Friday, February 24, 2012

Childish Dreams, Adult Reality


It was 1963 and I was living in Panama, or at least that is how I remember the moment. I suspect it happened long before that, but I can't remember anything but coming home and finding my dog Tippy gone and visiting him at some secondhand furniture store owner's shop and the Easter egg-colored chicks my sister and I got as Easter gifts or the time the cop from a town a couple miles away brought me home to my parents carrying my little suitcase. I had run away.

Mom had told me it was all right. I don't think she thought I'd actually do it, but that was the first of many surprises she got over the years, like telling me if I didn't like the way things were done to peak up. I did and often and often got smacked for speaking up.

The point is, I remember reading Homer's Iliad and Odyssey and traveling to the center of the earth and to distant places with H. G. Wells and Edgar Rice Burroughs and being so excited I wanted to do the same thing -- not travel to Mars, although that is on my bucket list, but to write. I wanted to spin stories people would read and talk about. I wanted to speak up and keep speaking up even when I might get smacked -- or worse. And I did speak up -- and write -- and I often get smacked.

It was that feeling of having discovered that it was possible to put words on a page and change someone's life or thoughts or give them an adventure they'd never forget. I obviously didn't forget mine since I'm still talking -- and writing -- about it almost 50 years later. I haven't lost the feeling of excitement, the love of adventure, and the endless possibilities that I find in books and in writing. I'm not a really successful author because few people know about me, but I keep writing. That is the one constant in my life -- writing.
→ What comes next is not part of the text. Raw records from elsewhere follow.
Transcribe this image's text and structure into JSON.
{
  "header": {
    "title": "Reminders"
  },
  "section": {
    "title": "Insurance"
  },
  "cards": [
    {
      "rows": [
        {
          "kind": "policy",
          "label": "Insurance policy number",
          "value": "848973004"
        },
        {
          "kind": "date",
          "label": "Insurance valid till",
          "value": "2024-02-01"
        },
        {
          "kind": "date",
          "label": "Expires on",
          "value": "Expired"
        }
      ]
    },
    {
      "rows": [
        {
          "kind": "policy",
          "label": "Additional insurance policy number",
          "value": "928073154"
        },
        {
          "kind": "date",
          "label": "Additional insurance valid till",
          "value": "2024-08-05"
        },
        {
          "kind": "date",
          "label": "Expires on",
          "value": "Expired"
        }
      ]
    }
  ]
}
I went through the usual changes, as most children do as they grow, evolve, and experience more. I wanted to be an archaeologist, a lawyer, and a Supreme Court justice, but the one thing that remains constant is the desire to be a writer. It was archaeologist/writer, lawyer/writer, and Supreme Court justice/writer, although the writer should come first. Although I never went to college to be any of the other things, I have continued to write and, as you can see on this blog and in the bookstore, I am a writer.

It was that first brush with words and dreams and adventure that sealed my fate. Whatever else I have done and will do in the future, the 8-year-old me wanted to be the one telling the stories and exciting new generations of people to write stories of their own. I don't worry about the competition because other writers give me something to do when I'm relaxing -- read what they've written.